The head of Sky News, John Ryley, made exactly that argument in reaction to reports that a proposal to allow limited filming will be included in the Queen's Speech in May: "We're delighted that after many years of campaigning from Sky News, we now have the opportunity to work with the judiciary to ensure justice can be seen to be done." The arrogance is breathtaking, as though confidence in the criminal justice system can be achieved only through a medium – television – whose chief function is to provide a constant stream of talent contests and reality shows.
The Justice Secretary, Ken Clarke, said last year that judgements in the Appeal Court would be broadcast as a starting point. Now the Government seems prepared to allow filming of the judge's summing-up and sentencing in Crown courts.

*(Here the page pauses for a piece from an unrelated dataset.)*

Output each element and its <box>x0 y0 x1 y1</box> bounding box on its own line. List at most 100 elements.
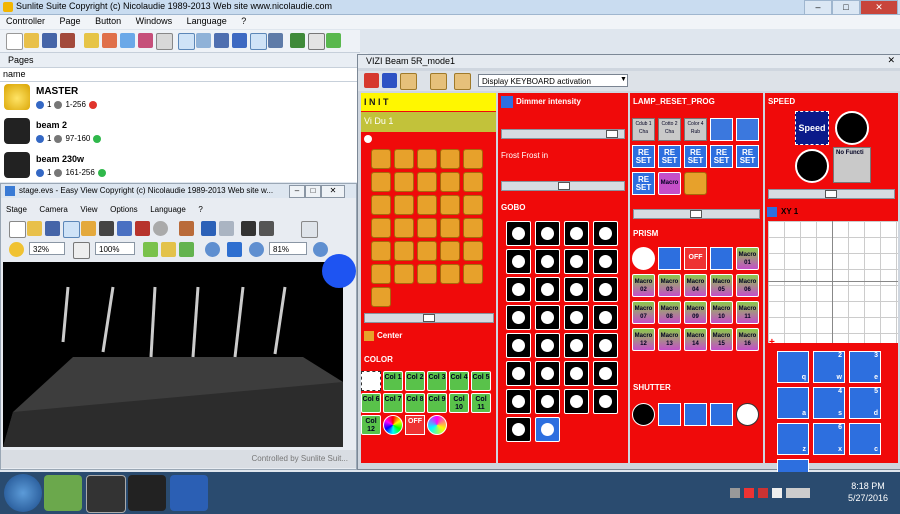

In a recent letter to the party leaders, broadcasters claimed that TV cameras in courts would guarantee a "fundamental freedom" by making the public gallery "open to all". This cannot be true, given the vast number of trials going on every day, and broadcasters will almost certainly cherry-pick cases involving notorious defendants, which is what happens in the US.

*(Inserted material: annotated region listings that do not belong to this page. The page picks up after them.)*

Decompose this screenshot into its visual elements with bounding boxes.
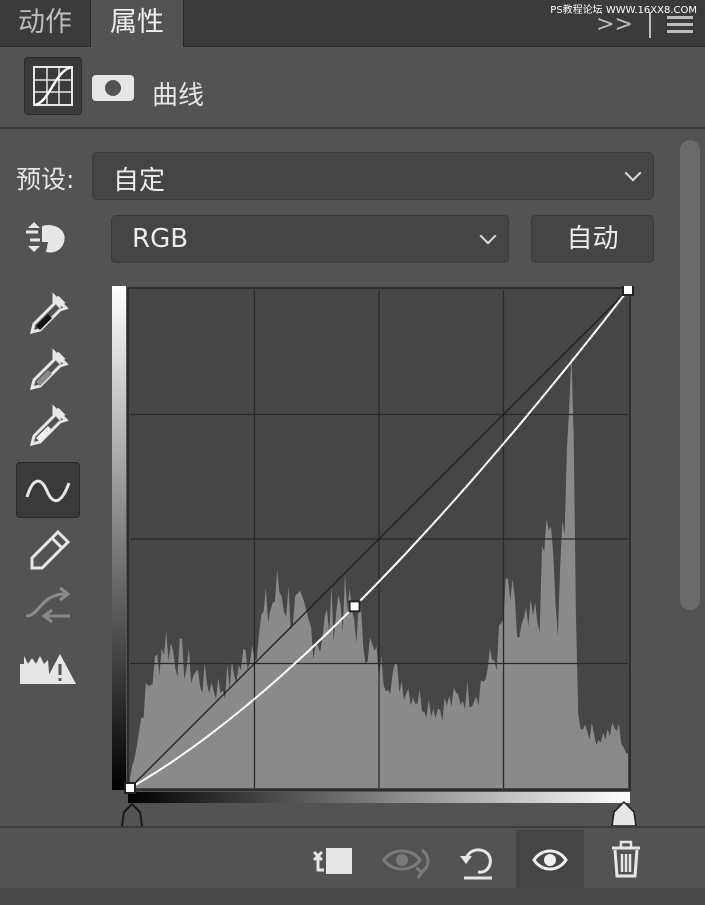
on-image-adjust-icon[interactable] [24,220,65,260]
white-input-slider[interactable] [611,800,637,827]
panel-footer [0,826,705,890]
preset-dropdown[interactable]: 自定 [92,152,654,200]
panel-tab-bar: 动作 属性 PS教程论坛 WWW.16XX8.COM >> [0,0,705,47]
toggle-visibility-button[interactable] [516,830,584,890]
panel-resize-grip[interactable] [0,888,705,905]
collapse-panel-icon[interactable]: >> [596,12,633,37]
reset-icon[interactable] [458,840,498,880]
auto-button[interactable]: 自动 [531,215,654,263]
gray-point-eyedropper-icon[interactable] [26,348,69,391]
tab-bar-divider [649,12,651,38]
layer-mask-icon[interactable] [92,75,134,101]
clipping-warning-icon[interactable] [18,650,78,690]
view-previous-state-icon[interactable] [382,840,430,880]
trash-icon[interactable] [606,840,646,880]
eye-icon [532,849,568,871]
curves-adjustment-icon[interactable] [24,57,82,115]
curve-points-icon [25,479,71,502]
edit-points-tool-button[interactable] [16,462,80,518]
input-gradient-bar [128,792,630,803]
chevron-down-icon [479,227,497,245]
preset-label: 预设: [16,165,75,194]
properties-header: 曲线 [0,47,705,127]
curve-control-point[interactable] [348,600,361,613]
output-gradient-bar [112,286,126,790]
curve-control-point[interactable] [124,782,136,794]
channel-value: RGB [132,224,189,254]
black-input-slider[interactable] [121,802,143,827]
header-divider [0,127,705,129]
panel-menu-icon[interactable] [667,16,693,34]
curve-control-point[interactable] [622,286,634,296]
black-point-eyedropper-icon[interactable] [26,292,69,335]
clip-to-layer-icon[interactable] [310,840,352,880]
white-point-eyedropper-icon[interactable] [26,404,69,447]
preset-value: 自定 [113,166,166,196]
tab-properties[interactable]: 属性 [90,0,184,47]
adjustment-title: 曲线 [152,81,205,111]
panel-scrollbar[interactable] [680,140,700,610]
tab-actions[interactable]: 动作 [0,0,90,46]
chevron-down-icon [624,164,642,182]
pencil-draw-icon[interactable] [28,528,71,570]
channel-dropdown[interactable]: RGB [111,215,509,263]
curve-graph[interactable] [112,286,642,830]
smooth-curve-icon[interactable] [22,586,71,626]
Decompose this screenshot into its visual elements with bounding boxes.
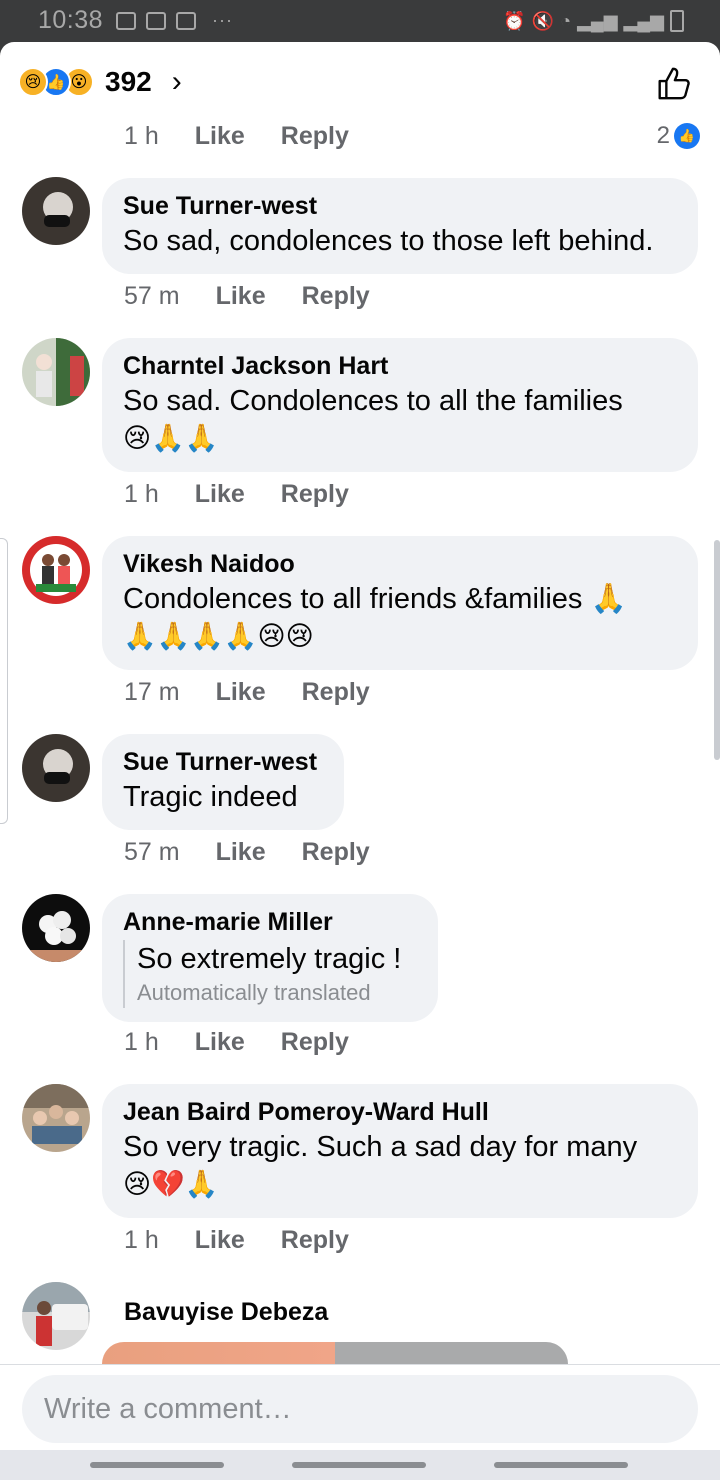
comment-meta: 1 h Like Reply [124, 480, 385, 509]
avatar[interactable] [22, 338, 90, 406]
scrollbar[interactable] [714, 540, 720, 760]
battery-icon [670, 10, 684, 32]
nav-recents-button[interactable] [90, 1462, 224, 1468]
comment-emoji-line: 🙏🙏🙏🙏😢😢 [123, 621, 314, 652]
comment-bubble[interactable]: Charntel Jackson Hart So sad. Condolence… [102, 338, 698, 472]
signal-icon: ▂▄▆ [577, 10, 618, 31]
like-button[interactable]: Like [195, 480, 245, 509]
sad-icon: 😢 [18, 67, 48, 97]
comment-author[interactable]: Bavuyise Debeza [124, 1296, 328, 1328]
avatar[interactable] [22, 734, 90, 802]
comment-author[interactable]: Anne-marie Miller [123, 906, 416, 938]
comment-text: So sad, condolences to those left behind… [123, 225, 654, 257]
comment-author[interactable]: Jean Baird Pomeroy-Ward Hull [123, 1096, 676, 1128]
translation-note[interactable]: Automatically translated [137, 978, 416, 1008]
comment-meta: 57 m Like Reply [124, 838, 406, 867]
comment-composer [0, 1364, 720, 1480]
reply-button[interactable]: Reply [281, 122, 349, 151]
comment-author[interactable]: Vikesh Naidoo [123, 548, 676, 580]
comment-reactions[interactable]: 2 👍 [657, 122, 700, 150]
comment-bubble[interactable]: Anne-marie Miller So extremely tragic ! … [102, 894, 438, 1022]
comment-time: 57 m [124, 282, 180, 310]
avatar[interactable] [22, 536, 90, 604]
comment-time: 1 h [124, 1028, 159, 1056]
comment-meta: 1 h Like Reply [124, 122, 385, 151]
avatar[interactable] [22, 177, 90, 245]
comments-sheet: 😢 👍 😮 392 › 1 h Like Reply 2 👍 Sue Turne… [0, 42, 720, 1480]
comment-emoji-line: 😢💔🙏 [123, 1169, 219, 1200]
comment-reaction-count: 2 [656, 122, 670, 149]
wifi-icon: ◔ [560, 10, 572, 31]
reply-button[interactable]: Reply [281, 1226, 349, 1255]
comment-text: Tragic indeed [123, 781, 298, 813]
comment-text: Condolences to all friends &families 🙏 [123, 583, 627, 615]
comment-time: 57 m [124, 838, 180, 866]
reply-button[interactable]: Reply [302, 678, 370, 707]
avatar[interactable] [22, 1084, 90, 1152]
comment-bubble[interactable]: Jean Baird Pomeroy-Ward Hull So very tra… [102, 1084, 698, 1218]
nav-back-button[interactable] [494, 1462, 628, 1468]
comment-meta: 1 h Like Reply [124, 1226, 385, 1255]
more-notifications-icon: ··· [212, 10, 233, 30]
like-button[interactable]: Like [195, 1028, 245, 1057]
avatar[interactable] [22, 1282, 90, 1350]
comment-list: 1 h Like Reply 2 👍 Sue Turner-west So sa… [0, 42, 720, 1364]
status-bar: 10:38 ··· ⏰ 🔇 ◔ ▂▄▆ ▂▄▆ [0, 0, 720, 42]
comment-time: 1 h [124, 122, 159, 150]
like-button[interactable]: Like [195, 1226, 245, 1255]
reply-button[interactable]: Reply [281, 1028, 349, 1057]
comment-author[interactable]: Sue Turner-west [123, 746, 322, 778]
notification-icons: ··· [116, 10, 233, 31]
comment-emoji-line: 😢🙏🙏 [123, 423, 219, 454]
mute-icon: 🔇 [531, 10, 555, 31]
comment-bubble[interactable]: Sue Turner-west Tragic indeed [102, 734, 344, 830]
comment-text: So extremely tragic ! [137, 943, 402, 975]
like-button[interactable]: Like [216, 282, 266, 311]
comment-input[interactable] [22, 1375, 698, 1443]
gallery-icon [116, 11, 136, 30]
signal-icon: ▂▄▆ [623, 10, 664, 31]
download-icon [146, 11, 166, 30]
download-icon [176, 11, 196, 30]
comment-image[interactable] [102, 1342, 568, 1364]
comment-text: So sad. Condolences to all the families [123, 385, 623, 417]
like-icon: 👍 [674, 123, 700, 149]
avatar[interactable] [22, 894, 90, 962]
comment-bubble[interactable]: Sue Turner-west So sad, condolences to t… [102, 178, 698, 274]
alarm-icon: ⏰ [503, 10, 526, 31]
reply-button[interactable]: Reply [302, 838, 370, 867]
system-icons: ⏰ 🔇 ◔ ▂▄▆ ▂▄▆ [503, 10, 684, 32]
comment-time: 1 h [124, 480, 159, 508]
comment-bubble[interactable]: Vikesh Naidoo Condolences to all friends… [102, 536, 698, 670]
comment-time: 17 m [124, 678, 180, 706]
like-button[interactable]: Like [216, 678, 266, 707]
comment-author[interactable]: Sue Turner-west [123, 190, 676, 222]
comment-meta: 17 m Like Reply [124, 678, 406, 707]
like-button[interactable]: Like [216, 838, 266, 867]
status-time: 10:38 [38, 6, 104, 34]
comment-meta: 57 m Like Reply [124, 282, 406, 311]
edge-handle [0, 538, 8, 824]
translated-block: So extremely tragic ! Automatically tran… [123, 940, 416, 1008]
comment-author[interactable]: Charntel Jackson Hart [123, 350, 676, 382]
reply-button[interactable]: Reply [281, 480, 349, 509]
comment-meta: 1 h Like Reply [124, 1028, 385, 1057]
comment-time: 1 h [124, 1226, 159, 1254]
navigation-bar [0, 1450, 720, 1480]
nav-home-button[interactable] [292, 1462, 426, 1468]
like-button[interactable]: Like [195, 122, 245, 151]
comment-text: So very tragic. Such a sad day for many [123, 1131, 638, 1163]
reply-button[interactable]: Reply [302, 282, 370, 311]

There is also a difference between sitting in the public gallery, listening to both sides of the argument, and watching short clips of the most dramatic moments. We're told that identities of victims, witnesses and jury members will be protected if filming is allowed in Crown courts, but it's hard to see how that will happen when the Government comes under pressure – as it will – to extend the experiment. And one of the likely effects of showing murder and terrorist trials would be a demand for more condign punishments.
I have personal experience of giving evidence in a courtroom when proceedings are being televised. In November last year, as I arrived at the Leveson Inquiry, I was told that my testimony would be broadcast live – and it increased the pressure of what was already a daunting experience. I'd have felt even worse if I'd been giving evidence in a rape trial with TV cameras recording every moment.
If there is a need to reduce the "mystique" of courtrooms, there are ways of doing it without imposing the additional burden of TV cameras on frightened, anxious people. The criminal justice system is too important to allow it to be turned into just another source of cheap television.